Cela nous amène néanmoins à une interrogation sur votre approche du développement économique. Dans le contexte financier contraint qui est le nôtre, une fois que la structuration d’une filière est réalisée, comme c’est le cas pour le numérique, et que le Grand Lyon externalise l’animation de cette filière avec un soutien financier, ne faudrait-il pas dans le même temps réduire les moyens consacrés en interne à l’animation économique ?

Concernant la création du  lieu totem, conformément au cahier des charges de la French Tech, nous regrettons que notre assemblée n’aie pas été associée à la sélection de ce lieu.

Vous nous demandez aujourd’hui de valider un choix. Je sais que plusieurs bâtiments ont été analysés et que les professionnels ont été associés au choix, parmi cette short-list.

Néanmoins et d’abord, notre assemblée peut s’étonner que vous imposiez des choix lyonnais. Quand on cherche à mettre en valeur les compétences économiques de notre agglomération, tous les territoires de cette dernière peuvent faire valoir leur potentiel. Une discussion ouverte aurait été intéressante.

Ensuite, concernant la halle Girard, peut être que cela sera un lieu fort à terme, dans le quartier Confluence. Maintenant, il est aussi possible d’avancer quelques réserves.

D’abord, sans doute encore pour quelques années, même après 2017, le lieu risque d’être encore marginal. Le numérique a besoin d’une vitrine fédératrice tout de suite, pas dans 3 ou 5 ans. N’inversons pas la logique des choses. Il faut appuyer le développement de la filière numérique et non pas se servir d’elle pour aménager une zone d’activité.

Nous pouvons aussi nous poser la question si la Part-Dieu n’aurait pas été un lieu plus adapté. Vous le savez, je ne pense pas qu’il faille tout concentrer à la Part-Dieu.
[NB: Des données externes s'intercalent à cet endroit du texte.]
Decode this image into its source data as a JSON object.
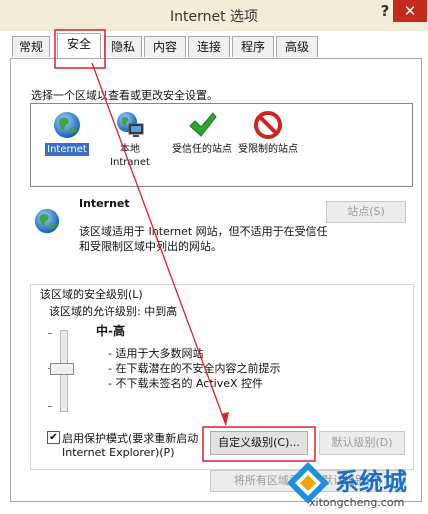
{
  "window": {
    "title": "Internet 选项",
    "help_glyph": "?",
    "close_glyph": "✕"
  },
  "tabs": [
    {
      "label": "常规",
      "active": false
    },
    {
      "label": "安全",
      "active": true
    },
    {
      "label": "隐私",
      "active": false
    },
    {
      "label": "内容",
      "active": false
    },
    {
      "label": "连接",
      "active": false
    },
    {
      "label": "程序",
      "active": false
    },
    {
      "label": "高级",
      "active": false
    }
  ],
  "security": {
    "instruction": "选择一个区域以查看或更改安全设置。",
    "zones": [
      {
        "label": "Internet",
        "icon": "globe-icon",
        "selected": true
      },
      {
        "label": "本地 Intranet",
        "icon": "local-intranet-icon",
        "selected": false
      },
      {
        "label": "受信任的站点",
        "icon": "checkmark-icon",
        "selected": false
      },
      {
        "label": "受限制的站点",
        "icon": "prohibited-icon",
        "selected": false
      }
    ],
    "zone_title": "Internet",
    "zone_description_line1": "该区域适用于 Internet 网站，但不适用于在受信任",
    "zone_description_line2": "和受限制区域中列出的网站。",
    "sites_button": "站点(S)",
    "level_group_label": "该区域的安全级别(L)",
    "allowed_levels": "该区域的允许级别: 中到高",
    "level_name": "中-高",
    "level_bullets": [
      "- 适用于大多数网站",
      "- 在下载潜在的不安全内容之前提示",
      "- 不下载未签名的 ActiveX 控件"
    ],
    "protected_mode_line1": "启用保护模式(要求重新启动",
    "protected_mode_line2": "Internet Explorer)(P)",
    "protected_mode_checked": true,
    "custom_level_button": "自定义级别(C)...",
    "default_level_button": "默认级别(D)",
    "reset_all_button": "将所有区域重置为默认级别(R)"
  },
  "watermark": {
    "brand": "系统城",
    "url": "xitongcheng.com"
  },
  "colors": {
    "annotation_red": "#d8232a",
    "selection_blue": "#3a6fc4",
    "titlebar": "#f2ecd8"
  }
}
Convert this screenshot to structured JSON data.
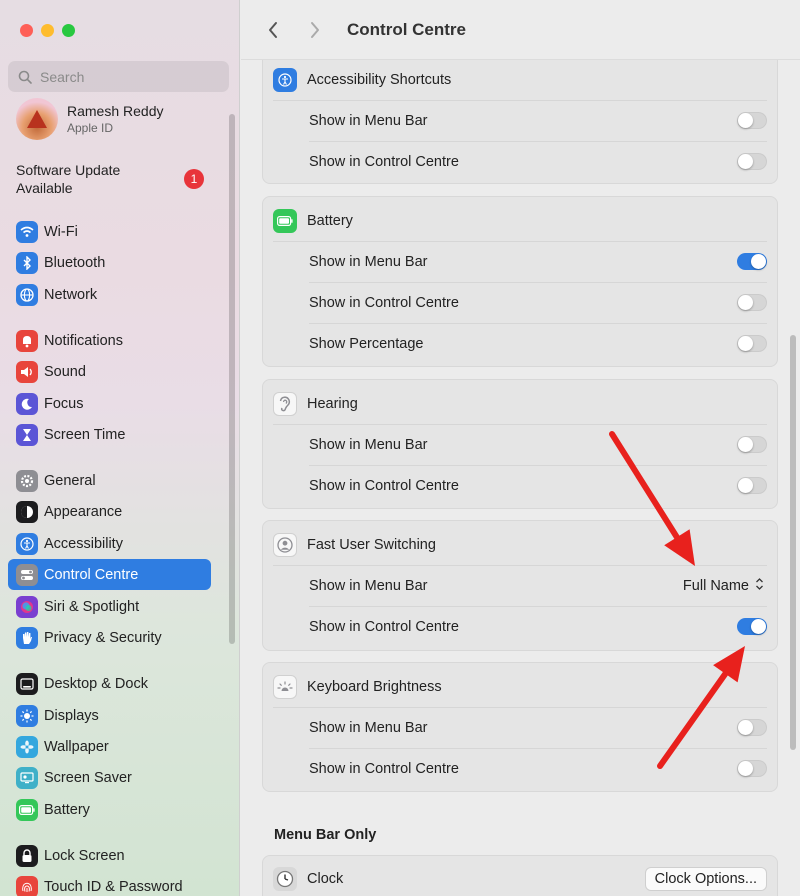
{
  "window": {
    "title": "Control Centre"
  },
  "sidebar": {
    "search_placeholder": "Search",
    "account": {
      "name": "Ramesh Reddy",
      "subtitle": "Apple ID"
    },
    "software_update": {
      "label": "Software Update Available",
      "badge": "1"
    },
    "items": [
      {
        "label": "Wi-Fi",
        "icon": "wifi-icon",
        "color": "#2f7de1"
      },
      {
        "label": "Bluetooth",
        "icon": "bluetooth-icon",
        "color": "#2f7de1"
      },
      {
        "label": "Network",
        "icon": "globe-icon",
        "color": "#2f7de1"
      },
      {
        "label": "Notifications",
        "icon": "bell-icon",
        "color": "#e8453c"
      },
      {
        "label": "Sound",
        "icon": "speaker-icon",
        "color": "#e8453c"
      },
      {
        "label": "Focus",
        "icon": "moon-icon",
        "color": "#5b55d6"
      },
      {
        "label": "Screen Time",
        "icon": "hourglass-icon",
        "color": "#5b55d6"
      },
      {
        "label": "General",
        "icon": "gear-icon",
        "color": "#8e8e93"
      },
      {
        "label": "Appearance",
        "icon": "appearance-icon",
        "color": "#1c1c1e"
      },
      {
        "label": "Accessibility",
        "icon": "accessibility-icon",
        "color": "#2f7de1"
      },
      {
        "label": "Control Centre",
        "icon": "control-centre-icon",
        "color": "#8e8e93"
      },
      {
        "label": "Siri & Spotlight",
        "icon": "siri-icon",
        "color": "#7a3fd0"
      },
      {
        "label": "Privacy & Security",
        "icon": "hand-icon",
        "color": "#2f7de1"
      },
      {
        "label": "Desktop & Dock",
        "icon": "dock-icon",
        "color": "#1c1c1e"
      },
      {
        "label": "Displays",
        "icon": "sun-icon",
        "color": "#2f7de1"
      },
      {
        "label": "Wallpaper",
        "icon": "flower-icon",
        "color": "#34a7de"
      },
      {
        "label": "Screen Saver",
        "icon": "screensaver-icon",
        "color": "#3fb0c8"
      },
      {
        "label": "Battery",
        "icon": "battery-icon",
        "color": "#34c759"
      },
      {
        "label": "Lock Screen",
        "icon": "lock-icon",
        "color": "#1c1c1e"
      },
      {
        "label": "Touch ID & Password",
        "icon": "fingerprint-icon",
        "color": "#e8453c"
      }
    ],
    "selected": "Control Centre"
  },
  "main": {
    "groups": [
      {
        "title": "Accessibility Shortcuts",
        "icon": "accessibility-icon",
        "icon_color": "#2f7de1",
        "rows": [
          {
            "label": "Show in Menu Bar",
            "on": false
          },
          {
            "label": "Show in Control Centre",
            "on": false
          }
        ]
      },
      {
        "title": "Battery",
        "icon": "battery-icon",
        "icon_color": "#34c759",
        "rows": [
          {
            "label": "Show in Menu Bar",
            "on": true
          },
          {
            "label": "Show in Control Centre",
            "on": false
          },
          {
            "label": "Show Percentage",
            "on": false
          }
        ]
      },
      {
        "title": "Hearing",
        "icon": "ear-icon",
        "icon_color": "#ffffff",
        "rows": [
          {
            "label": "Show in Menu Bar",
            "on": false
          },
          {
            "label": "Show in Control Centre",
            "on": false
          }
        ]
      },
      {
        "title": "Fast User Switching",
        "icon": "user-icon",
        "icon_color": "#ffffff",
        "rows": [
          {
            "label": "Show in Menu Bar",
            "select": "Full Name"
          },
          {
            "label": "Show in Control Centre",
            "on": true
          }
        ]
      },
      {
        "title": "Keyboard Brightness",
        "icon": "keyboard-brightness-icon",
        "icon_color": "#ffffff",
        "rows": [
          {
            "label": "Show in Menu Bar",
            "on": false
          },
          {
            "label": "Show in Control Centre",
            "on": false
          }
        ]
      }
    ],
    "menu_bar_only": {
      "section_title": "Menu Bar Only",
      "clock": {
        "title": "Clock",
        "button": "Clock Options..."
      }
    },
    "annotation_color": "#e8211d"
  }
}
Mais pour le coup, quand on parle de vitrine et d’accélérateur de startups numériques, ce secteur a vraiment du sens : parce que c’est un lieu d’expérimentation numérique, parce qu’il y a la densité économique, parce que enfin et surtout, il y a l’accessibilité par le pôle d’échange multimodal, atout essentiel pour assurer la connexion de nos entreprises numériques avec d’autres territoires.

Ce pourrait notamment être un formidable levier pour fédérer les pôles numériques de toute notre région. Grenoble a aussi obtenu le label French Tech. Saint Etienne et Annecy sont candidats. Et demain, les capacités de l’Auvergne viendront encore renforcer notre potentiel. Il s’agit là d’un enjeu fondamental pour peser au plan mondial. Etre proche de la gare serait un atout clé pour réaliser cette fédération régionale.
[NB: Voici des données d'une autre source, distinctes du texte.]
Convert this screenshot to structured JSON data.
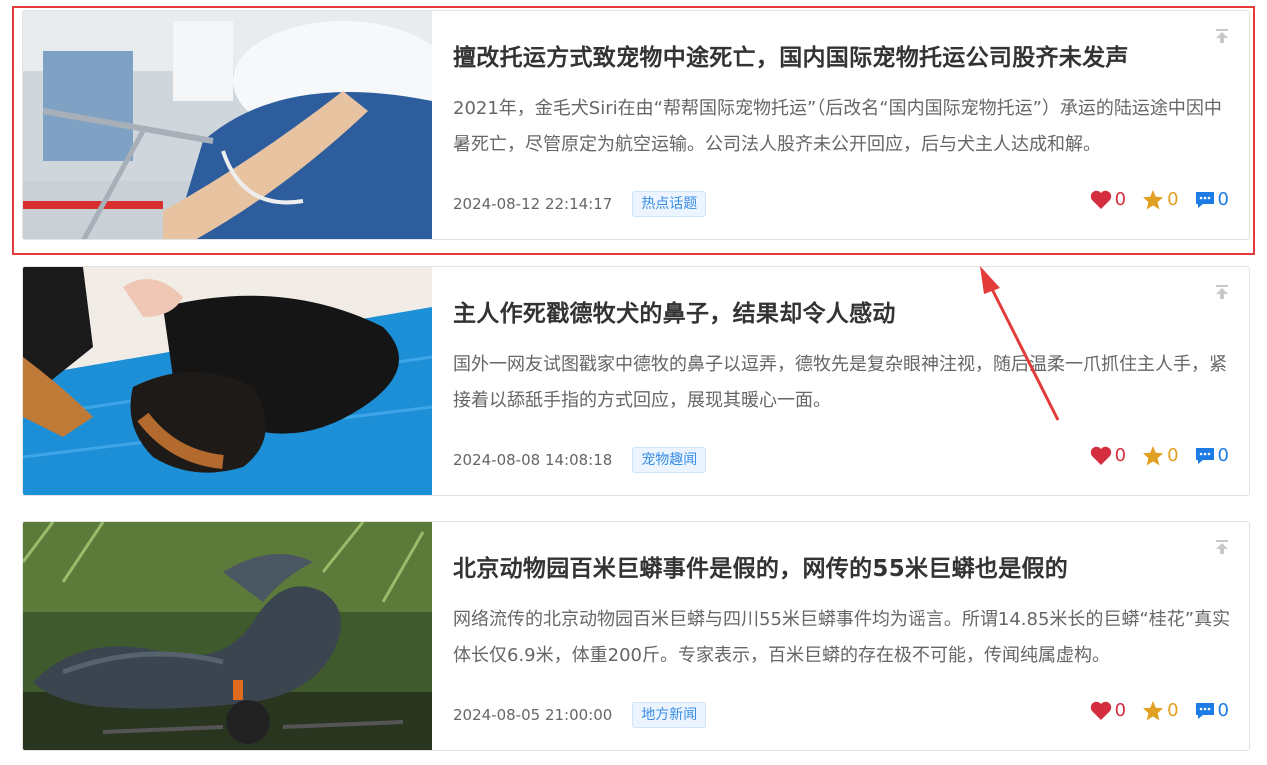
{
  "articles": [
    {
      "title": "擅改托运方式致宠物中途死亡，国内国际宠物托运公司股齐未发声",
      "summary": "2021年，金毛犬Siri在由“帮帮国际宠物托运”（后改名“国内国际宠物托运”）承运的陆运途中因中暑死亡，尽管原定为航空运输。公司法人股齐未公开回应，后与犬主人达成和解。",
      "date": "2024-08-12 22:14:17",
      "tag": "热点话题",
      "likes": "0",
      "stars": "0",
      "comments": "0"
    },
    {
      "title": "主人作死戳德牧犬的鼻子，结果却令人感动",
      "summary": "国外一网友试图戳家中德牧的鼻子以逗弄，德牧先是复杂眼神注视，随后温柔一爪抓住主人手，紧接着以舔舐手指的方式回应，展现其暖心一面。",
      "date": "2024-08-08 14:08:18",
      "tag": "宠物趣闻",
      "likes": "0",
      "stars": "0",
      "comments": "0"
    },
    {
      "title": "北京动物园百米巨蟒事件是假的，网传的55米巨蟒也是假的",
      "summary": "网络流传的北京动物园百米巨蟒与四川55米巨蟒事件均为谣言。所谓14.85米长的巨蟒“桂花”真实体长仅6.9米，体重200斤。专家表示，百米巨蟒的存在极不可能，传闻纯属虚构。",
      "date": "2024-08-05 21:00:00",
      "tag": "地方新闻",
      "likes": "0",
      "stars": "0",
      "comments": "0"
    }
  ],
  "colors": {
    "like": "#d42d3d",
    "star": "#e0a021",
    "comment": "#1d7be6",
    "tag_text": "#3a8ee6",
    "highlight": "#e33a3a"
  },
  "icons": [
    "pin-top-icon",
    "heart-icon",
    "star-icon",
    "comment-icon"
  ]
}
Pour être dans la proposition, pourquoi par exemple ne pas avoir envisagé de localiser le lieu totem dans l’ancienne blanchisserie des HCL, cours Lafayette ? C’est une idée spontanée comme nous n’avons pas été associés au choix, mais c’est un exemple d’une localisation qui avait l’avantage d’une disponibilité immédiate et d’une proximité de la gare.”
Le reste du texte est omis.